Of course, once Pandora's chemistry set has been opened, anybody - not just a mad scientist - with an ounce of malice and tons of agricultural chemicals can set about causing mayhem. The material became a favoured weapon of the IRA during its heyday in the 1970s. But the most notorious recent terrorist incident making use of it was the Oklahoma City Bombing by Timothy McVeigh and Terry Nichols in 1995. These two malcontents were chagrined at the raid by the FBI upon the headquarters of David Koresh's Branch Davidian religious cult two years earlier; more than 70 people died in a fire that began during the raid. In the warped mindset of the terrorist, this was best avenged by murdering 168 innocent people including 19 children. McVeigh drove a truck containing 2,300kg of home-made ANFO explosive up to the front of the Alfred P Murrah federal building and detonated it. The blast was felt in Bridge Creek over 30 miles away.

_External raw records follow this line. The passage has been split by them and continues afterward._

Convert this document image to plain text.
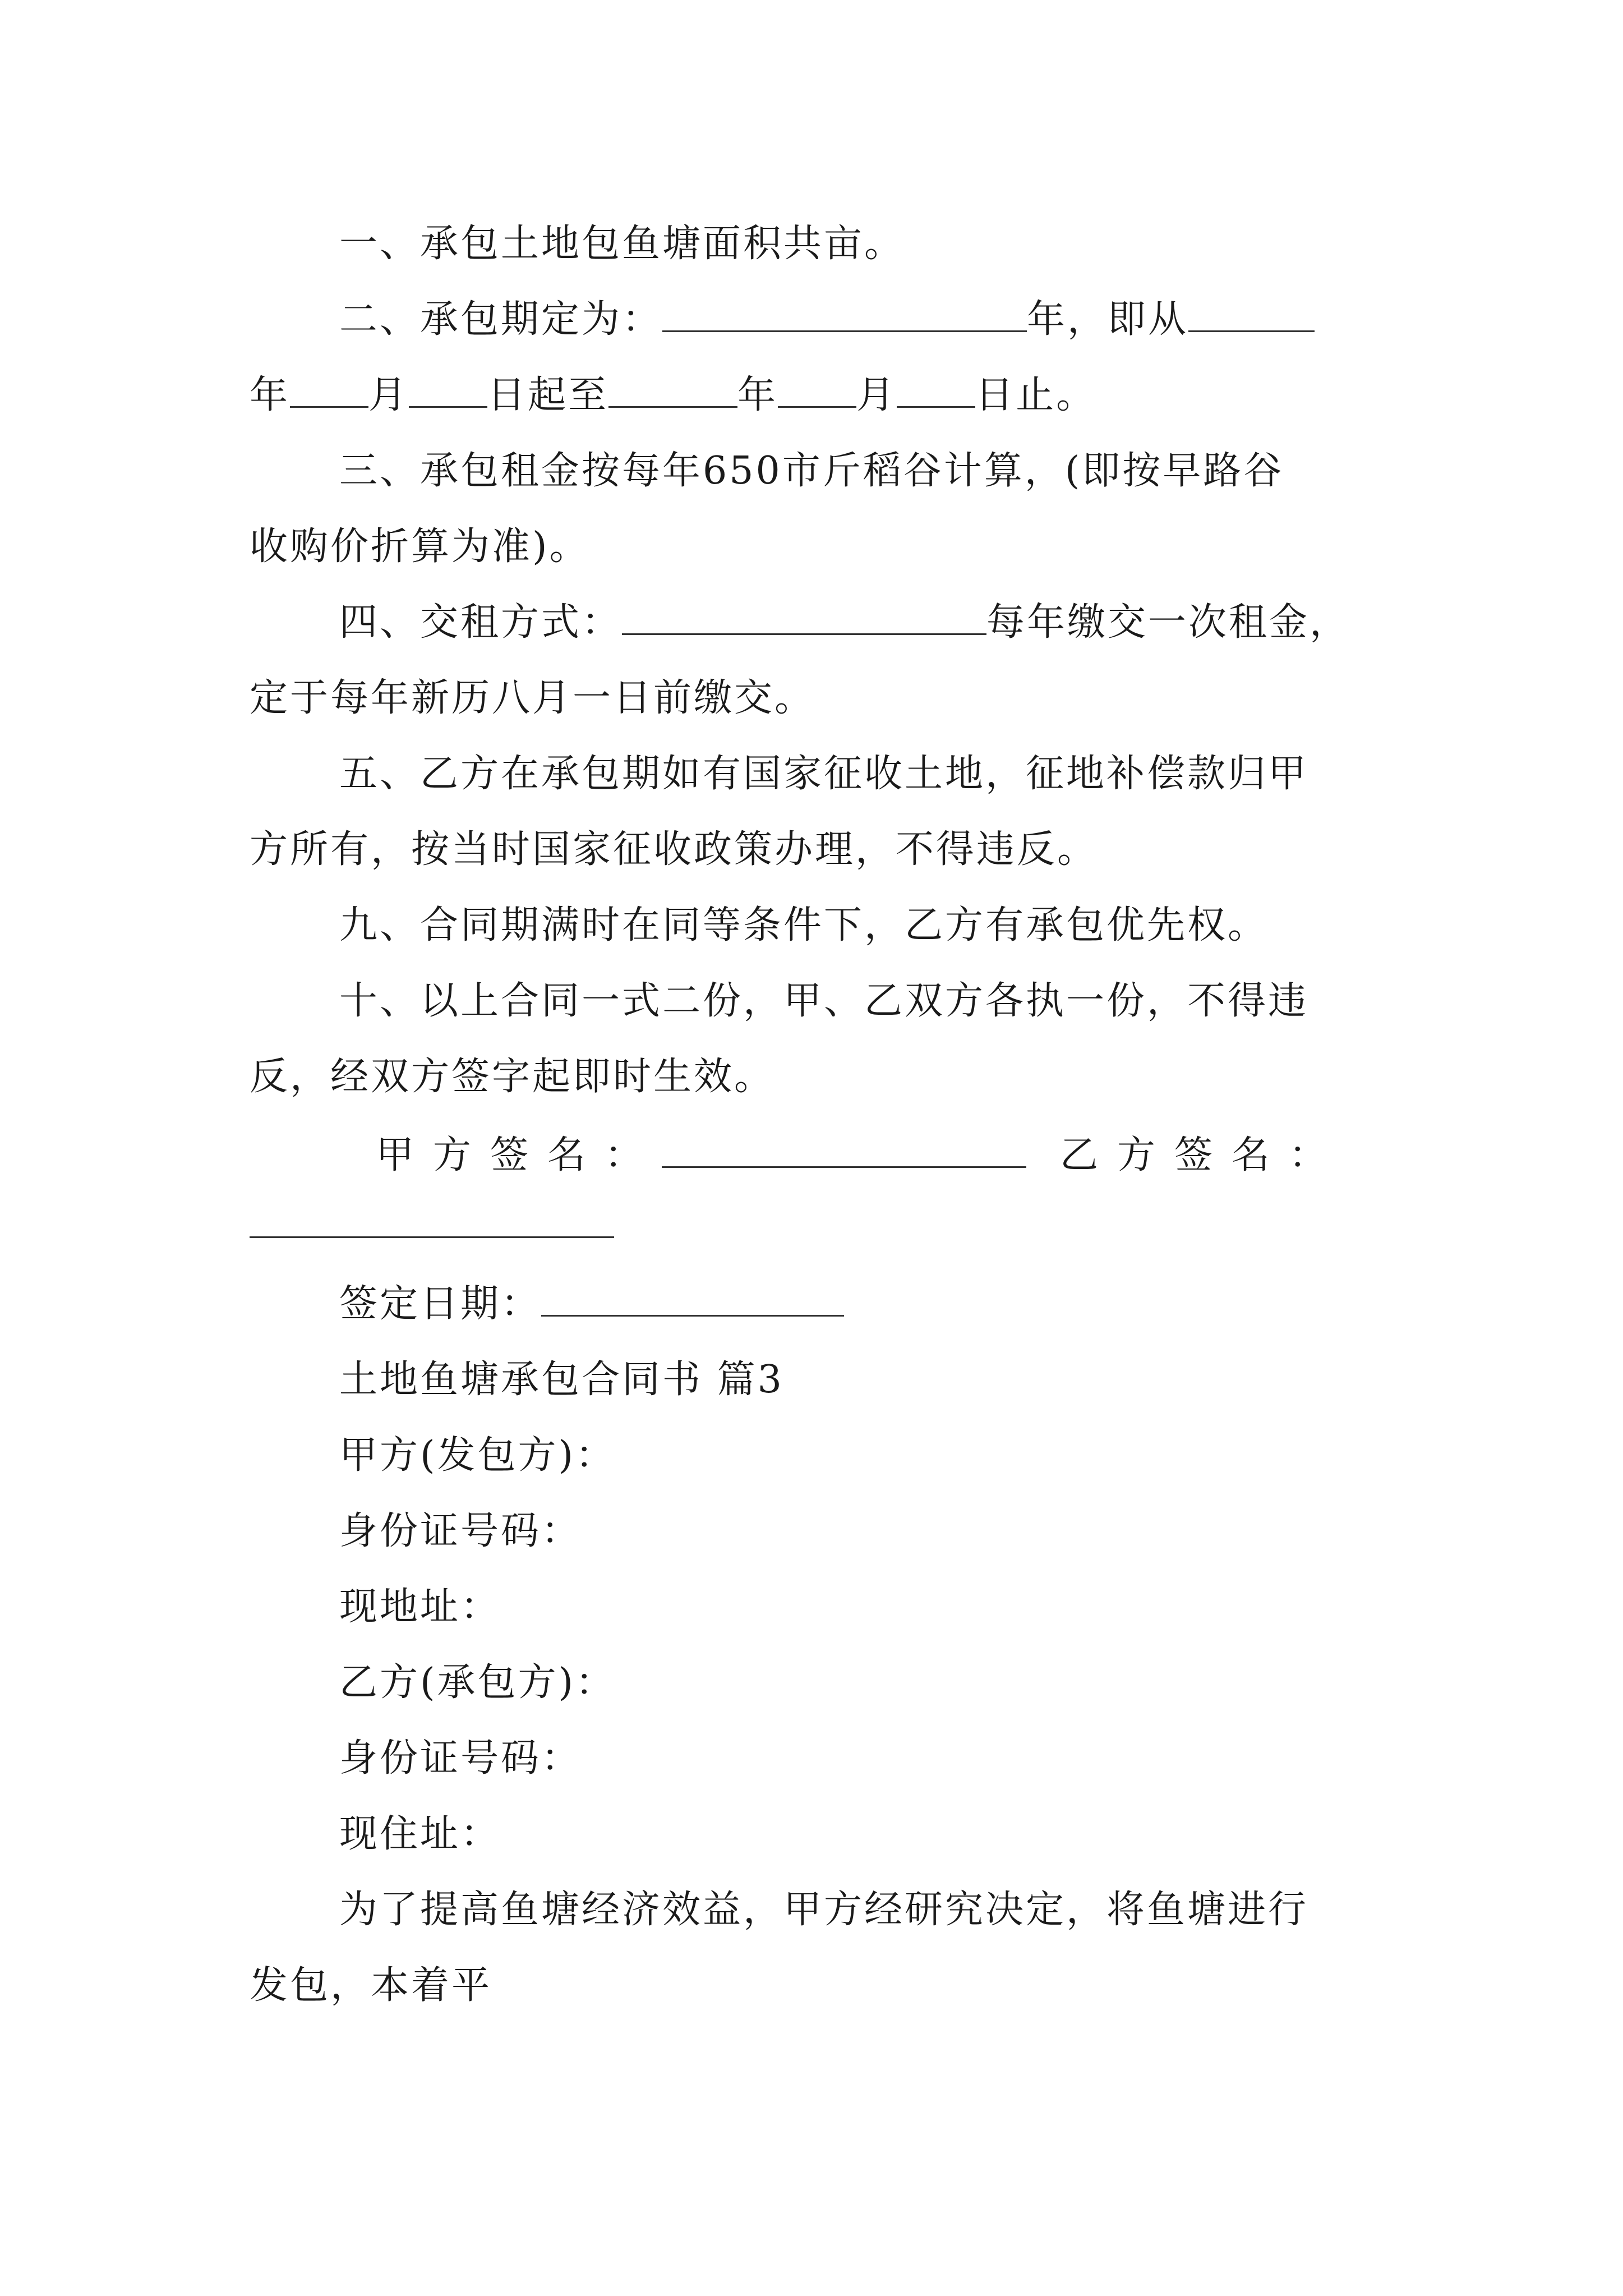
一、承包土地包鱼塘面积共亩。
二、承包期定为：	年，即从
年 月 日起至	年 月 日止。
三、承包租金按每年650市斤稻谷计算，(即按早路谷
收购价折算为准)。
四、交租方式：	每年缴交一次租金，
定于每年新历八月一日前缴交。
五、乙方在承包期如有国家征收土地，征地补偿款归甲
方所有，按当时国家征收政策办理，不得违反。
九、合同期满时在同等条件下，乙方有承包优先权。
十、以上合同一式二份，甲、乙双方各执一份，不得违
反，经双方签字起即时生效。
甲方签名：	乙方签名：
签定日期：
土地鱼塘承包合同书 篇3
甲方(发包方)：
身份证号码：
现地址：
乙方(承包方)：
身份证号码：
现住址：
为了提高鱼塘经济效益，甲方经研究决定，将鱼塘进行
发包，本着平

McVeigh paid for this act of cold-blooded murder with his life, being subject to one of the first federal executions in years. However, it was not the first such terrorist blast involving home-made ANFO explosive and probably will not be the last. The materials are readily available, given the overwhelming reliance the farming industry has upon artificial fertilisers, and a few bags here or there out of a yearly consumption of millions are unlikely to be missed. Given the ease with which this particular chemical ploughshare is beaten back into a sword, the prospects of curtailing the murderous activities of a few 'modern-day Guy Fawkeses' are bleak indeed.

1Occasionally a younger man makes an appearance, such as Alec Guinness's Man in the White Suit men. Old or young, they are nevertheless cast as an ingénu.2ie, making it available for biological incorporation.3This is a neater trick than you might suppose: the triple-bond between two nitrogen atoms in the N2 molecule is one of the strongest known, and hence renders the gas almost inert.